This year’s Met Gala theme — Rei Kawakubo and Comme des Garçons — got us thinking: There’s such great Japanese-made stuff worth knowing about (much of it that we’ve even written about before), so why not take the occasion to go really big on Japan? From the meticulously crafted to the intuitively designed to the wonderfully weird, welcome to Made in Japan Week on the Strategist.
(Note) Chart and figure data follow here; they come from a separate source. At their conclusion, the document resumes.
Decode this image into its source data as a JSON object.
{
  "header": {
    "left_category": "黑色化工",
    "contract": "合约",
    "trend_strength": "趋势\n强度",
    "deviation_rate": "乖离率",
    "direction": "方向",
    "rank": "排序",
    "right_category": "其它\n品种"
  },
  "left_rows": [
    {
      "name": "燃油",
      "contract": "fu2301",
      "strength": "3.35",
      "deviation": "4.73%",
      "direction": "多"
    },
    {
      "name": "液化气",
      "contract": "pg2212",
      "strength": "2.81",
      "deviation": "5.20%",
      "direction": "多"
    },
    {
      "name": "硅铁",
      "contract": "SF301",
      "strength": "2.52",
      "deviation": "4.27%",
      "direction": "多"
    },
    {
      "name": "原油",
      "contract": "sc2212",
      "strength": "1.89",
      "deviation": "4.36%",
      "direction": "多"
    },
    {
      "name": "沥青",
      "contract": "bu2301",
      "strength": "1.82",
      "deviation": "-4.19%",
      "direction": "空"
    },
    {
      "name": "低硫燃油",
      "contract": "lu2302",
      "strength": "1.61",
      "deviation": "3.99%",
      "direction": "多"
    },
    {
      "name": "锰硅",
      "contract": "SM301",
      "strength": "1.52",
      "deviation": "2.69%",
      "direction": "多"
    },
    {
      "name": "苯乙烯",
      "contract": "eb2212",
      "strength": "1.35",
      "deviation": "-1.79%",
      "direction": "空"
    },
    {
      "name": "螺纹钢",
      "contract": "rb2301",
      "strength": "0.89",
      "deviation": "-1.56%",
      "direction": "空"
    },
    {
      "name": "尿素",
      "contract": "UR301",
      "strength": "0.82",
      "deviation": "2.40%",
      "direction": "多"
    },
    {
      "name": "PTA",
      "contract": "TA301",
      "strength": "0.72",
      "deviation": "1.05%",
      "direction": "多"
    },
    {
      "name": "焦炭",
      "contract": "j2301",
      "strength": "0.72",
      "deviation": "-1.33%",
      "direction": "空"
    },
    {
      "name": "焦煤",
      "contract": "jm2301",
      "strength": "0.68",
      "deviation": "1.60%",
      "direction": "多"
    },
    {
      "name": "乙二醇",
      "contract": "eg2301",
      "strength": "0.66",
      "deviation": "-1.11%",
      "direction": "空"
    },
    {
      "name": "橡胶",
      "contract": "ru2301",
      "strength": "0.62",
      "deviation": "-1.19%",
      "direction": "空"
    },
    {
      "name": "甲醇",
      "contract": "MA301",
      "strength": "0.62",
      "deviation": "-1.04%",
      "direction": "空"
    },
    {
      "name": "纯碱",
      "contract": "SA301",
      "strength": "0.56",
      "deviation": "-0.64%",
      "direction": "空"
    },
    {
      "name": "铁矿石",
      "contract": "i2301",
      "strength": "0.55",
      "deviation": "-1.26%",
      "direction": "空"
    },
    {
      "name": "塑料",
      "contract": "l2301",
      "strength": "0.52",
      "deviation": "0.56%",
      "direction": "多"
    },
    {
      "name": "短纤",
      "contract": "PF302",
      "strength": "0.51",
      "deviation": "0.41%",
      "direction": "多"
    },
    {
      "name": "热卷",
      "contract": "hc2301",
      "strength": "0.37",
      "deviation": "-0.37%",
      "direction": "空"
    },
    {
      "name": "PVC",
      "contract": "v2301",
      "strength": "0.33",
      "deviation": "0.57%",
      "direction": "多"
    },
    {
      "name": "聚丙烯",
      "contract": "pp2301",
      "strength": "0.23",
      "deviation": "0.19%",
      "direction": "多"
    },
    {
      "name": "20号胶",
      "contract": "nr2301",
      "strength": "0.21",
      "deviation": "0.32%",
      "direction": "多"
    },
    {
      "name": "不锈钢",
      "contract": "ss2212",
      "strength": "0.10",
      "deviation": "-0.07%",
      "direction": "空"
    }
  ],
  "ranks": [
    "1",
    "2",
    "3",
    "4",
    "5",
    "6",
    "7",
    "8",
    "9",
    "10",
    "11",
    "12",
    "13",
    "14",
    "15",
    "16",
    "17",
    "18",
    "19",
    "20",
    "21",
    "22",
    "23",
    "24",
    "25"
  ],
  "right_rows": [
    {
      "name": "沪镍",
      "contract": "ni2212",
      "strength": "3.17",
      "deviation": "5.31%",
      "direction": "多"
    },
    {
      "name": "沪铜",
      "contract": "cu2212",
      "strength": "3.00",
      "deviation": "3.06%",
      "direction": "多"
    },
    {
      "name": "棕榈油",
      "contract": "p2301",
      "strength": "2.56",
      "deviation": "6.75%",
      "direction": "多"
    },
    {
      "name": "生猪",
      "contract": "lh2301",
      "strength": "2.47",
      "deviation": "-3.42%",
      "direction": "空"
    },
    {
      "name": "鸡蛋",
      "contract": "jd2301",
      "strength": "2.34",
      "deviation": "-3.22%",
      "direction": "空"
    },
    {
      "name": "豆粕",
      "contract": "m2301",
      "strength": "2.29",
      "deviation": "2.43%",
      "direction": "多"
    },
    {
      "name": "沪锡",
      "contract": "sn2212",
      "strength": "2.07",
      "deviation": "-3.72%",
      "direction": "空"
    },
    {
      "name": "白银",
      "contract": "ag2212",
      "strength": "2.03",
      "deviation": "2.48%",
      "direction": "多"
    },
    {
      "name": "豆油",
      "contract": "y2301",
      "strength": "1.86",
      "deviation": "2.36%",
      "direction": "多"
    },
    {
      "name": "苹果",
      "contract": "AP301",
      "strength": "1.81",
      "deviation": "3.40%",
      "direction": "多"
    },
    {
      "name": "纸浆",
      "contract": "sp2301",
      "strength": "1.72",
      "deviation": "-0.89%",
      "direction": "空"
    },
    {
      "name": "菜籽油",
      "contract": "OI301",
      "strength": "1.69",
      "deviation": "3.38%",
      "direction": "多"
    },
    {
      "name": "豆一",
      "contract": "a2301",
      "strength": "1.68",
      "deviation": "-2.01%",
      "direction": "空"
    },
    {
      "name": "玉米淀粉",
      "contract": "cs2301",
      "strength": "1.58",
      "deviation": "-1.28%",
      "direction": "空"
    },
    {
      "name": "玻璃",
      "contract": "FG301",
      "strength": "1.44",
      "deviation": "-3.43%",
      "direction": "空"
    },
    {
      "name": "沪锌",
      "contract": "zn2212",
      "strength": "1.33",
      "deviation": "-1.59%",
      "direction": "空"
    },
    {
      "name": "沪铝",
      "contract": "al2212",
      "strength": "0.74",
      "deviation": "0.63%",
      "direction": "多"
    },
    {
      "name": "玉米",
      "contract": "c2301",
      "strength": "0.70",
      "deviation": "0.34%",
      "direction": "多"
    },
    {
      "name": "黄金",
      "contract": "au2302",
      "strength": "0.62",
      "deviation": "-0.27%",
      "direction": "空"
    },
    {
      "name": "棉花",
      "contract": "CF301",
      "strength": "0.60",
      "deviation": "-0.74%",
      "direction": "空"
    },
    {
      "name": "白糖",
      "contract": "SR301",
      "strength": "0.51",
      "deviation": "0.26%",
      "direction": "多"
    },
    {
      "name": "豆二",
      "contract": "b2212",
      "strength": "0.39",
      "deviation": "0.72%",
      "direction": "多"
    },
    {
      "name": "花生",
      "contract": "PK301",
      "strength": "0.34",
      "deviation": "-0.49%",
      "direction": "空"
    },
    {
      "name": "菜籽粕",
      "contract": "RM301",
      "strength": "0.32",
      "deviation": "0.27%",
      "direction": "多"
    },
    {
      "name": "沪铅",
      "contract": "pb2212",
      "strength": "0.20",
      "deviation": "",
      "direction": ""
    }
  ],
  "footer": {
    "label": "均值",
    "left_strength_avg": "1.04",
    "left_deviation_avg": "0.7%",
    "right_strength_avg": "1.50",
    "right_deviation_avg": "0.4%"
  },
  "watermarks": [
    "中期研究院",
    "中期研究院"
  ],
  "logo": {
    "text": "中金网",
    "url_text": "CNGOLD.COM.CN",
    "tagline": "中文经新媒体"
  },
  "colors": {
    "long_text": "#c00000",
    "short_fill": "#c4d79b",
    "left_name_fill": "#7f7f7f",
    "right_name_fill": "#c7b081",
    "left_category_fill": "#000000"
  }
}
Quick question: Where are your nail clippers right now, at this moment? Buried beneath your contact lenses in your nightstand drawer? In your hands right now as you clip your fingernails and read this? (Fortuitous!) I’ll tell you where mine are: proudly displayed atop a tasteful stack of coffee-table books, next to a Diptyque candle, flame billowing softly in the air conditioning. They are chic-as-hell Japanese clippers — actually the second set to be written about on this very website. But while Jason’s clippers excel in function, Kai’s Type 001 Clippers are simply a feat of beauty. They work, too, but I’ll get to that.
I discovered Type 001 at a 7-Eleven in Tokyo. I’d gone there to grab a couple toiletries that I’d forgotten to pack for my weeklong trip, and threw the clippers into the mix along with shave gel and Kit Kats. It wasn’t until I’d returned to the room that I’d gotten a chance to look at them — heavy, matte-black, and stamped with the beautifully lowercase “type 001.” They look so elegant, it is nearly impossible to believe they are nail clippers — arguably the lowliest of grooming tools — but they are, which makes them modest and approachable. Elegance and humility.
Then, if you Google the brand, you learn that Kai has tackled and perfected nearly every single sharp edge that’s been invented in the past couple thousand years, and its portfolio includes, but is not limited to: kitchen knives, hair shears, medical scalpels, and more. They have ten (ten!) different varieties of nail clippers alone, plus a very detailed guide that tells you the rate at which your nails grow and the best conditions for cutting them. The level of detail is chilling and beautiful. They also give you pointers on cutting them properly.
Oh, that reminds me — they cut nails, too. And they do it very well. The size and slight contour of the blade make it easy to groom in one click, and they come with a built-in catch that you can empty without having to handle your loose fingernails, which is unpleasant. But during the 8,630 minutes a week that you aren’t cutting your nails (that’s the recommended time you should go between fingernail-grooming sessions according to Kai, minus two or so minutes for the act itself), they are resplendent to look at.